On the much loved subject of the ranting Daily Fail can I point you all to http://tinyurl.com/yaaexgf for a very un-Fail outing of Cameron Uber De-Toff, Richard Grosvenor Plunkett-Ernle-Erle-Drax. If there was ever a made up name (badly) that has to be it, but its real!!!. The overwhelming image in my mind is of a sinister, drunken highwayman plotting world domination or the mugging of Horace Walpole, from a hi-tech lair buried in a volcano. Or have I been watching to many movies.

Dicky Drax to his mates, which include “just call me Dave”, appears to be a former Guardsmen and BBC Journo who now occupies himself looking after his Dorset Estate.

He is the PPC for Dorset South which according to the Fail is an ultra marginal and he is shoe in. Dorset South is the constituency of Employment Minister Jim Knight who increased his majority from a super thin 153 to a more comfortable 1,812. Helped in some part by the Pm launching the election in Weymouth and some very hard working election staff who really did get the vote out.

Jim has done a fantastic job for Dorset as well as serving as a minister for most of the past 4 years. I doubt very much if Drax will be able to do any better. South Dorset stick to the man you know with one the best records in the Commons. Stick with Jim.

Moving on the sounder ground can I point you all to The Carbon Army. BTCV are running 3,000 days of positive carbon action. Go to http://www2.btcv.org.uk/display/carbonarmy_signup and sign up. It’s probable the best thing you will do that doesn’t need any carbon. BTCV is very close to my heart as above all they deliver in their promises to change peoples lives. If only more promisers could claim that.

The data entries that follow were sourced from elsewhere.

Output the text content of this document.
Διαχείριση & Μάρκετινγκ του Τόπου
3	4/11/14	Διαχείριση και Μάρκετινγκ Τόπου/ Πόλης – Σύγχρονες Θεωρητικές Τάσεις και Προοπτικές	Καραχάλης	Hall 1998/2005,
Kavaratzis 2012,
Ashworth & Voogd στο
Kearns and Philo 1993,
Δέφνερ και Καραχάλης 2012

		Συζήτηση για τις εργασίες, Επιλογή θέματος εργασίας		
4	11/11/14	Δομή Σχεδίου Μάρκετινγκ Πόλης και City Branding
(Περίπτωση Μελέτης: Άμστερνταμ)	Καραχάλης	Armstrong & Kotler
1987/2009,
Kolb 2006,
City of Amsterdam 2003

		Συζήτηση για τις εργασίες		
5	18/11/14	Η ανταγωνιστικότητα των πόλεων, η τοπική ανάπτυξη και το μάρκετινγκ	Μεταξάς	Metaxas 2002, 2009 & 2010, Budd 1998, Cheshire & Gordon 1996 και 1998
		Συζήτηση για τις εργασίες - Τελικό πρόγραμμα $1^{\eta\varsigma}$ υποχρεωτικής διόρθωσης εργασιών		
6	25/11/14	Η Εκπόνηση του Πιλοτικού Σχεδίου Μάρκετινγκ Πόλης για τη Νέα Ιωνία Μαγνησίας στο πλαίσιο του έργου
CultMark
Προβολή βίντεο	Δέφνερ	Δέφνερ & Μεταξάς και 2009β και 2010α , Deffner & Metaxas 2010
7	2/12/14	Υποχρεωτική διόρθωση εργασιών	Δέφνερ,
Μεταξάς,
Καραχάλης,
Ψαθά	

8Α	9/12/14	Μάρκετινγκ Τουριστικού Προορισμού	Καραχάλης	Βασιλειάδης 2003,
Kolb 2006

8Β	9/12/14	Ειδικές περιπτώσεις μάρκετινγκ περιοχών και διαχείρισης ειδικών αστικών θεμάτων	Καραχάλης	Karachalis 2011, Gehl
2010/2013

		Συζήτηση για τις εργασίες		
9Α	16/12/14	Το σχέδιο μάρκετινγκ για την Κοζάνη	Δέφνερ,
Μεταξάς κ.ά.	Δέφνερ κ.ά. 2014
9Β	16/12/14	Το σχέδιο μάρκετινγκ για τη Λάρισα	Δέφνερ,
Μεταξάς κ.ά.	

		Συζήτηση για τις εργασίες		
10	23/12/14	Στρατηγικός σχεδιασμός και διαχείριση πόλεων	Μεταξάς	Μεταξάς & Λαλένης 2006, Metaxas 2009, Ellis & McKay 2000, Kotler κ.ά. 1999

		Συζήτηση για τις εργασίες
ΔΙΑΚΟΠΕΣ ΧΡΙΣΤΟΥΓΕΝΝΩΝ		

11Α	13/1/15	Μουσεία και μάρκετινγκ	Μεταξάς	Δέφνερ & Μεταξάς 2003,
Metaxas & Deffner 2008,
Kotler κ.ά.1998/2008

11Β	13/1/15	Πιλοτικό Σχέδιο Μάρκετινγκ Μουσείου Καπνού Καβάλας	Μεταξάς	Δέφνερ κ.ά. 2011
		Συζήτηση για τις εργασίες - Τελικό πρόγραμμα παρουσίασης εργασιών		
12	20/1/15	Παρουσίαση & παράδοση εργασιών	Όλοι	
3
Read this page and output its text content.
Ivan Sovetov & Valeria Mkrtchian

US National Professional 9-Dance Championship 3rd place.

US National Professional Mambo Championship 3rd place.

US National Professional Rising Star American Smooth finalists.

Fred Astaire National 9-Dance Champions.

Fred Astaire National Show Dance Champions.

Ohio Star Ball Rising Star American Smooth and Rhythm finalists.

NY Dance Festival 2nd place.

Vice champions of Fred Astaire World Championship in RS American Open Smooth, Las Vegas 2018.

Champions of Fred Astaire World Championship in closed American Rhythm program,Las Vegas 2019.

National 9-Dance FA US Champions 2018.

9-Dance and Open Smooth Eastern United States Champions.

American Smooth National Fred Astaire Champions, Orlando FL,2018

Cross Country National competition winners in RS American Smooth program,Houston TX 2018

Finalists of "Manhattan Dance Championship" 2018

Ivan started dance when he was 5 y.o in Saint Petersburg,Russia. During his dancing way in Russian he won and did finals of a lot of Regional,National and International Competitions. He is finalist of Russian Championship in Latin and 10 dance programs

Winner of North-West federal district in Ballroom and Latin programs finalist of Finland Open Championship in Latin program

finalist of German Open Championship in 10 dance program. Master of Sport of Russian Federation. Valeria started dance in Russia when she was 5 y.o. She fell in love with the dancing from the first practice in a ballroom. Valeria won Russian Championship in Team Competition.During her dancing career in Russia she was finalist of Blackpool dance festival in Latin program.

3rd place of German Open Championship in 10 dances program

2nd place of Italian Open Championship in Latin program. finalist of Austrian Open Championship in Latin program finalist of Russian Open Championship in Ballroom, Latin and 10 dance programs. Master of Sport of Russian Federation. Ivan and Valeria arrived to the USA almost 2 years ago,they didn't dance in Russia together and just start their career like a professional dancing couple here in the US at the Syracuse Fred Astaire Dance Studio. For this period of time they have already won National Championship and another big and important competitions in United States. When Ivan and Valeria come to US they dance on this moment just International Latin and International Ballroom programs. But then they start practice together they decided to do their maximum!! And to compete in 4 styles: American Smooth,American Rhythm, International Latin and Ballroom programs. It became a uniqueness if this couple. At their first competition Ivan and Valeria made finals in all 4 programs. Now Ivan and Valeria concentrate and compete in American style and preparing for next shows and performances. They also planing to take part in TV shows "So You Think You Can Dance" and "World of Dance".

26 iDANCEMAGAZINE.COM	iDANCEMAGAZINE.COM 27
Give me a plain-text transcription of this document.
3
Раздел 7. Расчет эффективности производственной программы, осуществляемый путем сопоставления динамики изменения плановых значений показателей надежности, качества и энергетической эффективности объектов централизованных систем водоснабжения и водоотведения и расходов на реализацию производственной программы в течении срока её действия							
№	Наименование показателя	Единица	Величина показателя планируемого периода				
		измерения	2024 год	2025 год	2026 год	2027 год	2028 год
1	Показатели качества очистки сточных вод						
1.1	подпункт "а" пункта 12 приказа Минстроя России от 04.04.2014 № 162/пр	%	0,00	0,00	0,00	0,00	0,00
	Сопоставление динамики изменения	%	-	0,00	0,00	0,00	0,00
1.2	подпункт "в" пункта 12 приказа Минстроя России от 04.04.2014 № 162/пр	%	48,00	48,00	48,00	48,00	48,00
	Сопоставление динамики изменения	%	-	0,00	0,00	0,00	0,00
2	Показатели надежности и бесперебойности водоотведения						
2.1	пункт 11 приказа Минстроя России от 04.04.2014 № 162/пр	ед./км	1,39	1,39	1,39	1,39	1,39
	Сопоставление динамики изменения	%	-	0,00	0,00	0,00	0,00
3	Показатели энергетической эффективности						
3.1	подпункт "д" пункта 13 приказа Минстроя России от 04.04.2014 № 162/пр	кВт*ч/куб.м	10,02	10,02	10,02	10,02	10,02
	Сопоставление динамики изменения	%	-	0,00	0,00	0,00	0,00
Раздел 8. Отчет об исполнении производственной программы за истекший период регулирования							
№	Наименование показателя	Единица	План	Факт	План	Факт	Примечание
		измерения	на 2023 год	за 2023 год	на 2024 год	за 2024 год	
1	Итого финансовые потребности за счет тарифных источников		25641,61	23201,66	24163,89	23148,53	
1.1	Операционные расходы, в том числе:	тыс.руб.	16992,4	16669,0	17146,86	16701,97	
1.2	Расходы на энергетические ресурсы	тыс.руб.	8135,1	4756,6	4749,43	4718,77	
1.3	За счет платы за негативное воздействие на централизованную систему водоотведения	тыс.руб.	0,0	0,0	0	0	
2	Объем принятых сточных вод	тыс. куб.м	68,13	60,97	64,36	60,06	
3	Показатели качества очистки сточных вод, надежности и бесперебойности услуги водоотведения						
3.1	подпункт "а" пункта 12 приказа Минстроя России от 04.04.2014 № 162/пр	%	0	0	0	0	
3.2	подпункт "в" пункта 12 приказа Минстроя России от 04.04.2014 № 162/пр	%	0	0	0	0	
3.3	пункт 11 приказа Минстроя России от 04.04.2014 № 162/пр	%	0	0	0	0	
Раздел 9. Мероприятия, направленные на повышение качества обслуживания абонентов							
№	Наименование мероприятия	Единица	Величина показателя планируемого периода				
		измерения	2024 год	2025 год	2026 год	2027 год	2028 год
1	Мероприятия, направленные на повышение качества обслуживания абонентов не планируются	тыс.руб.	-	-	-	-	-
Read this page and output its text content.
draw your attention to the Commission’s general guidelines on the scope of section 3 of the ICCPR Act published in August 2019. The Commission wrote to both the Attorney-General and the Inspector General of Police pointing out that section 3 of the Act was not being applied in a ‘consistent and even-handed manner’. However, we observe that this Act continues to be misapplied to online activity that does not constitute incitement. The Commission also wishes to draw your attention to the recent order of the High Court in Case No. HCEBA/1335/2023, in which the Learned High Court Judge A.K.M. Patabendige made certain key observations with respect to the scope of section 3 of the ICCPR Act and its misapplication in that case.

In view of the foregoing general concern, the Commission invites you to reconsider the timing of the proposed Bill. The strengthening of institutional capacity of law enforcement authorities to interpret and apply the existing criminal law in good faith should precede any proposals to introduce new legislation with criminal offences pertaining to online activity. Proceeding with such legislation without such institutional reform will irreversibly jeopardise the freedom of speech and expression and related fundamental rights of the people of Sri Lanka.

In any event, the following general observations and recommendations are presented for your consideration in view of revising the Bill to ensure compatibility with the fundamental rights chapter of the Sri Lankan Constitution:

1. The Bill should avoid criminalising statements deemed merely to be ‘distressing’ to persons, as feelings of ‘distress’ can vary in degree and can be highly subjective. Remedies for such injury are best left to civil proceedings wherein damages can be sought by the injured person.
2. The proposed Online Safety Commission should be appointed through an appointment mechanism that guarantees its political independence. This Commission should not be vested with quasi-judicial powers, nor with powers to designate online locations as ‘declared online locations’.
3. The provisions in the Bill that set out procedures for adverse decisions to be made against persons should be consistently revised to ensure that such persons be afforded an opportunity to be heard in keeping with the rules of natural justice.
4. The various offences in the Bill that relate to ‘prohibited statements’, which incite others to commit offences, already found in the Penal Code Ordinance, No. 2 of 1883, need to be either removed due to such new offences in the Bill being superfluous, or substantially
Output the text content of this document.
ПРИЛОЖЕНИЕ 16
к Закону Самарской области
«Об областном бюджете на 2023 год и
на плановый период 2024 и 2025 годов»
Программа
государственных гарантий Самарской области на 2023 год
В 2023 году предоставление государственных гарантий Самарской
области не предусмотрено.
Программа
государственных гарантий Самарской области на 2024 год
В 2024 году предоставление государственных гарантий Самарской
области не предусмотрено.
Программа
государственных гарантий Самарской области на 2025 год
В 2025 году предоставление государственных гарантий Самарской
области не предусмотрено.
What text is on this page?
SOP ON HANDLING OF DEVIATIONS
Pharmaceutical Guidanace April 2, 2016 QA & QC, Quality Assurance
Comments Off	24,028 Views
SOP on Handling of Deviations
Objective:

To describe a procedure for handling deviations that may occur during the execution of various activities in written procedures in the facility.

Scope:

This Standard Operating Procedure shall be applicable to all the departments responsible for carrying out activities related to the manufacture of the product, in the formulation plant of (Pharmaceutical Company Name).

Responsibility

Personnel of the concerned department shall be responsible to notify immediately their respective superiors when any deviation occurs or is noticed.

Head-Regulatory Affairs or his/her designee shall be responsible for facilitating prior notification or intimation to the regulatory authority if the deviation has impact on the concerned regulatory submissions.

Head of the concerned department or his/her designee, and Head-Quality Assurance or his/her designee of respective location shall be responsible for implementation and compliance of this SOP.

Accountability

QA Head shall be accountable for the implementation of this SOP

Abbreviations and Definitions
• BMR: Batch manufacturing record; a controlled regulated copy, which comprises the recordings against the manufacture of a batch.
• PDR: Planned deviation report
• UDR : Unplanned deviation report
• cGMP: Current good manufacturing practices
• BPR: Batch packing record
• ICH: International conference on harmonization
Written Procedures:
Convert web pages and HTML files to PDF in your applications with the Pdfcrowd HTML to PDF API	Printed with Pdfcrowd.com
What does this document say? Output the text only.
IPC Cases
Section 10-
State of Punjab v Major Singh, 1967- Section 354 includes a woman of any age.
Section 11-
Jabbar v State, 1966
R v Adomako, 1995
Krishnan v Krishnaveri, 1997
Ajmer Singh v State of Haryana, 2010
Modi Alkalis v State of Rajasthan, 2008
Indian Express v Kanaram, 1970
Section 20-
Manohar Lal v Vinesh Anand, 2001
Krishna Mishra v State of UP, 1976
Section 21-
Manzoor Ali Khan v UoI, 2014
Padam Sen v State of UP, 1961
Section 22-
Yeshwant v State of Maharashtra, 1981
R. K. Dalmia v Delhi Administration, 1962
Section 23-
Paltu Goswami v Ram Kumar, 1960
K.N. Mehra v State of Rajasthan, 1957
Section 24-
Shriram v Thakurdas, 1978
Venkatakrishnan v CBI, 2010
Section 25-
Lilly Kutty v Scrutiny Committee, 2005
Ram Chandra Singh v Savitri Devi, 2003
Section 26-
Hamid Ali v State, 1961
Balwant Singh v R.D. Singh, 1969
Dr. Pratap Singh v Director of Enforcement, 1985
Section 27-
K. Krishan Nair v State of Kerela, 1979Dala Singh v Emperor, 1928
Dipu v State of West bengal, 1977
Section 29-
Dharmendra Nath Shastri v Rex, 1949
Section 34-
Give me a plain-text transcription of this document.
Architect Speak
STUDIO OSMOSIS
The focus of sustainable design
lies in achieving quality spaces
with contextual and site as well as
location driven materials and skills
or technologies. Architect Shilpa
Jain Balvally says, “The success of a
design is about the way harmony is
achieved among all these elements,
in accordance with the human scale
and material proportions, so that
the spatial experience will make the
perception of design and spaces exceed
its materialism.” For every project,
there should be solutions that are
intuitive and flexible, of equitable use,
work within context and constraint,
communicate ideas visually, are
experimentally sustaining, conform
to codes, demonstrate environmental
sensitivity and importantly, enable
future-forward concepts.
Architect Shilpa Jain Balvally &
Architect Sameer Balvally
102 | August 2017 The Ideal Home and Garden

I have spent a hour this evening in the company of the BBC’s Life offering in HD. If anything convinces the viewer that we live in an amazing world it’s the sight of 250,000 spider crabs marching to the reef where they will sped their shells and grow a new one. Its an annual migration that is reminiscent of the H.G Wells’s tripods in War of the Worlds as they march across the floor of the pacific and then, after new shells have grown, they march back through a battlefield of discarded bodies and legs. Almost Spartan in its pathos.

To return to our opening hero president Obama for a fleeting final thought. The best party conversations are always in the kitchens so head for the food prep area, behave like a gown up, emboldened by some cheap Chardonnay and promise the earth.